「くさいわね……」電動車いすのおばあちゃん万引き犯、Gメンが眉をひそめた“異臭の正体”
それから白菜や長ネギ、モヤシなど、比較的安価でかさばる商品だけ、きちんと精算を済ませた彼女は、お客様係に先導されながら、屋外の駐輪場に直結するエレベーターに乗り込んでいきます。思い切って同じエレベーターに乗り込んだ私は、すぐに行先ボタンを押して扉を閉めました。地上階に到着するまでの間、窃盗の被疑者と二人きりで過ごすエレベーター内の空気が、いつもより重たく感じられたことを覚えています。
「お先にどうぞ」
「ありがとう」
先に彼女を行かせて、電動車いすが公道に出て走り始めたところで横に並んだ私は、そこであらためて声をかけました。
「おばあちゃん、ちょっと待って。お店の者ですけど、お金払ってないものあるでしょう?」
「ひっつ!? なんだって?」
少し驚いた様子を見せた彼女は、口の中でずれた入れ歯を直しながら、コンドルのような鋭い目で私を睨んできました。どうやら聞こえなかったようなので、膝の上にある盗品を詰めたバッグを軽く叩きながら、もう一度ゆっくりと、少し大きめの声で言い直します。

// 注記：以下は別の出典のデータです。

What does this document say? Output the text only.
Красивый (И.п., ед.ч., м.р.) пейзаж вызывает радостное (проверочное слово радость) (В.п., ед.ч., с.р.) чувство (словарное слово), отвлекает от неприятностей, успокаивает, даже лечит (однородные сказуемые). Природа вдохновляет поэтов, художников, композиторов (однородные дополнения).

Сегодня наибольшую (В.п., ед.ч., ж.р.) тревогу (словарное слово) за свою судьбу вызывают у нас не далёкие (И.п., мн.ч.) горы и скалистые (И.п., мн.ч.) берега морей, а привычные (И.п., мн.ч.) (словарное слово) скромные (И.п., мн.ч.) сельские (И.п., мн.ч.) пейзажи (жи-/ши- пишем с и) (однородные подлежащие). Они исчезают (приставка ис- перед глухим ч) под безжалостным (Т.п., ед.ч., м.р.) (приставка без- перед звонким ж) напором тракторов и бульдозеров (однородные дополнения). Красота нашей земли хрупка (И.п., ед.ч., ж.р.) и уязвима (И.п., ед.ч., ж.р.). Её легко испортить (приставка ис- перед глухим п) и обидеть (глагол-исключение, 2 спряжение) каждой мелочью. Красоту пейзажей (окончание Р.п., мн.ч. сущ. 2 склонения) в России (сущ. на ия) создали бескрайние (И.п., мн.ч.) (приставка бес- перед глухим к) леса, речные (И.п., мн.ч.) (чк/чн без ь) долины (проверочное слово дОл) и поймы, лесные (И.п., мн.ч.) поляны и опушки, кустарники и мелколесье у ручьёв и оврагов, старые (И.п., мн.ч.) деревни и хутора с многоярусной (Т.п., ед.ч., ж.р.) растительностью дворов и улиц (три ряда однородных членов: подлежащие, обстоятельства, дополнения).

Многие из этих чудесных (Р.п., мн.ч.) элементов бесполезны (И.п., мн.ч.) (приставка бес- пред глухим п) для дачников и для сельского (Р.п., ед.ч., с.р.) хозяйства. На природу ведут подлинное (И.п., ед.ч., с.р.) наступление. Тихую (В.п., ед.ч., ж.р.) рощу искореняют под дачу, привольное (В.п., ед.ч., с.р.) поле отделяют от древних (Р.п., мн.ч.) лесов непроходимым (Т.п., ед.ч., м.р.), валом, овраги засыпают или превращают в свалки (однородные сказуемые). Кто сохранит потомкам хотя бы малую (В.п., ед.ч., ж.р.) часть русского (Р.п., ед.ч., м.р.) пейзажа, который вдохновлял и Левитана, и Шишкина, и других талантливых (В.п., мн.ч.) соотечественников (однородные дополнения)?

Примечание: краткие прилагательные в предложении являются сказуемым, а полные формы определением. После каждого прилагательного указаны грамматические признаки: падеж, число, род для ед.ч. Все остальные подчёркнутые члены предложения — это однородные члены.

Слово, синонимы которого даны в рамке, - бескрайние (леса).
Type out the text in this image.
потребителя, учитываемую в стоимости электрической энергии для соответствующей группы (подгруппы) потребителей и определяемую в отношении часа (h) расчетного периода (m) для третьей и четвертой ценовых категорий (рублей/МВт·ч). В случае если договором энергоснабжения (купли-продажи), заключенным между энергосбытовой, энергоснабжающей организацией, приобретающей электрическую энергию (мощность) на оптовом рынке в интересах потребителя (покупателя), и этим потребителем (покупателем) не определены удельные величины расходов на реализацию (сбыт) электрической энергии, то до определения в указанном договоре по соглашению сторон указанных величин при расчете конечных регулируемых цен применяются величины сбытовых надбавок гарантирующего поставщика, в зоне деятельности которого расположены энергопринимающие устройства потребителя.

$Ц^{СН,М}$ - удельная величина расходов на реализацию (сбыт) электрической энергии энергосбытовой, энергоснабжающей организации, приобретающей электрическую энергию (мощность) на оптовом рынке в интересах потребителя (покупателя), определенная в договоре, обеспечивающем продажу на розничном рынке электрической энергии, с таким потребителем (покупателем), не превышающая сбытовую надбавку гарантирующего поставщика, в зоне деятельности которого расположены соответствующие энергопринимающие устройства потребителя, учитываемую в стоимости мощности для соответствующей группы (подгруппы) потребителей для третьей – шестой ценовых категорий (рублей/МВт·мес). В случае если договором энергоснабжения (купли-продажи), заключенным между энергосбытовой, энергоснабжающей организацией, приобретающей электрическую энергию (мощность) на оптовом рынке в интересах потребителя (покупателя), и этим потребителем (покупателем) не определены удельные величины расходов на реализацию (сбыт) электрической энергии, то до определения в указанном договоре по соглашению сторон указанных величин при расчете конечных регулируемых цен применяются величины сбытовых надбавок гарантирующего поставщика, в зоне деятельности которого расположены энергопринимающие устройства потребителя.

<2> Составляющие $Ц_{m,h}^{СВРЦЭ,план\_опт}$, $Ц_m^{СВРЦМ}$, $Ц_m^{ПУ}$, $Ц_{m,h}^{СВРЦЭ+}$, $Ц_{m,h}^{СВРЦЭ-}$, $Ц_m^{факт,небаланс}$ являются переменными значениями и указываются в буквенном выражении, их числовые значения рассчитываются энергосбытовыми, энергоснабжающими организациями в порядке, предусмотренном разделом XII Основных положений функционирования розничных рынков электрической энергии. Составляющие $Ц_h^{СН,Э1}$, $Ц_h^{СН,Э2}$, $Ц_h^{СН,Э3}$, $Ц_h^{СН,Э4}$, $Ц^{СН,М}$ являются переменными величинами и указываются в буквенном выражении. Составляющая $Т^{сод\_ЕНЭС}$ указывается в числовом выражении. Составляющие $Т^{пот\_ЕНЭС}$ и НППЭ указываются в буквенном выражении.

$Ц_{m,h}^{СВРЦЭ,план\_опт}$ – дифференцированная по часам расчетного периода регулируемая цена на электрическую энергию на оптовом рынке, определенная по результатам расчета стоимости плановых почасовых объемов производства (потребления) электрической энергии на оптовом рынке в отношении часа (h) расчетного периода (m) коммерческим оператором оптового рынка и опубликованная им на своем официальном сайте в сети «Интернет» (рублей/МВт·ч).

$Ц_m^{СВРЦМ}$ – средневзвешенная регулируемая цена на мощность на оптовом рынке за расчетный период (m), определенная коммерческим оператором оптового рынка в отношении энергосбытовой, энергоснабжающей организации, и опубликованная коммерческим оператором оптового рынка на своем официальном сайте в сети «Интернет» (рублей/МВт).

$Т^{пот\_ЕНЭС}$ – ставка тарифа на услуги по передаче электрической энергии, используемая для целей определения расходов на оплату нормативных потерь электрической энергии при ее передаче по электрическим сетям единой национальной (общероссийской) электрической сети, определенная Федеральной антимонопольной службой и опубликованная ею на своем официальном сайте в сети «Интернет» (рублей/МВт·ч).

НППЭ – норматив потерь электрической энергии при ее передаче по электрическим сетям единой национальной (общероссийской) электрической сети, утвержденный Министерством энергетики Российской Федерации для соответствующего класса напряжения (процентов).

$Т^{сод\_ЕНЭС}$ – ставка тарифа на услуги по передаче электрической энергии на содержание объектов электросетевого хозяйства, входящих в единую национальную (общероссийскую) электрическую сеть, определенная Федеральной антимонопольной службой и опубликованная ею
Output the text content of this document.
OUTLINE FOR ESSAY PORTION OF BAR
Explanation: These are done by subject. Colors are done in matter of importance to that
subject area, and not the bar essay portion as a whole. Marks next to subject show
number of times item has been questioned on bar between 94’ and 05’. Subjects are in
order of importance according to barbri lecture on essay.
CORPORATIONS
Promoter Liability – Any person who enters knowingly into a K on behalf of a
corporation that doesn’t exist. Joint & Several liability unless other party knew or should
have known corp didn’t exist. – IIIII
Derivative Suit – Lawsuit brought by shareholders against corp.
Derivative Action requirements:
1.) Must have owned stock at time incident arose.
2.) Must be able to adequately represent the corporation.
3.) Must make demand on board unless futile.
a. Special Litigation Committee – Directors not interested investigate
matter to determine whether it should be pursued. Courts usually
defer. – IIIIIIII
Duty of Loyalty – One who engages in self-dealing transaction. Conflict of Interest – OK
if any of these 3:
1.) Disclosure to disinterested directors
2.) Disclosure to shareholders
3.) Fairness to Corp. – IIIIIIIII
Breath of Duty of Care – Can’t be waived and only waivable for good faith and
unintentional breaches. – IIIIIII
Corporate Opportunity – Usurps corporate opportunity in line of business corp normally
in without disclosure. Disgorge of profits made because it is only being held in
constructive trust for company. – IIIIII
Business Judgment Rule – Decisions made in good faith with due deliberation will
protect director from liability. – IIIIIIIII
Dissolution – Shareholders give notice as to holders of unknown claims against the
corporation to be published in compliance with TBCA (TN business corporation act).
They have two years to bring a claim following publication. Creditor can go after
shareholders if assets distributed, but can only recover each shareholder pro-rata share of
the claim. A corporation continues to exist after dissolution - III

「お店の者ですけど、このバッグの中にいれたモノ、お金払ってほしいんですよ」
「あら、そうだったかしら? もう今年で90になるから、忘れちゃうのよ。堪忍ね……」
惚ける姿勢を見せながらも、用意していたかのようにスラスラと言い訳する彼女の姿からは、こうした場面に慣れているような雰囲気が伝わってきました。見え透いた言い訳を聞くことなく、電動車いすに乗った彼女をエレベーターまで連れ戻すと、さっき乗った時には感じなかった異臭が室内に漂っています。
(くさいわね……。一体、なんのニオイかしら?)
エレベーターに乗っている間、なるべく息を吸わないようにして過ごした私は、扉が開くと同時に外に出て、廊下に置かれた書類などを除けながら電動車いすを誘導します。応接室内に電動車いすの駐車スペースを確保して、バッグの中に隠したモノをテーブルの上に出してもらうと、ステーキ肉や高級ハム、幕の内弁当、さくらんぼ、もみじまんじゅうなど、計8点、合計9,000円ほどの商品が出てきました。盗んだモノを並べてみれば豪華な感じに見えますが、一度盗まれたモノとしてみると、なぜか汚らしく見えてくるのが不思議です。
「今日は、どうしたんですか?」
「年金だけじゃあ、おいしいもの食べられないから……」
「買い取るだけのお金はあるのかな?」
「それが全然足りないのよ。このお肉とメロンは、お返ししてもいいかしら」
土産物屋で見かける古臭いガマグチに入れられた彼女の所持金は、小銭と合わせても3,000円足らずで、全ての商品を買い取ることはできません。身分を証明できるものも持っていないというので、仕方なく紙に書いてもらうよう頼むと、心電図のような線で書かれた文字は解読不能。やむなく口頭での聴き取りを試みれば、入れ歯がずれてしまってうまくしゃべれない状況です。できることがなくなり、内線電話で店長を呼び出して状況を説明すると、電動車いすで万引きするなんて人は初めてだと驚き、迷うことなく警察に通報されました。身元がわからないことよりも、商品の買い取りができないことの方が、通報の決め手になったようです。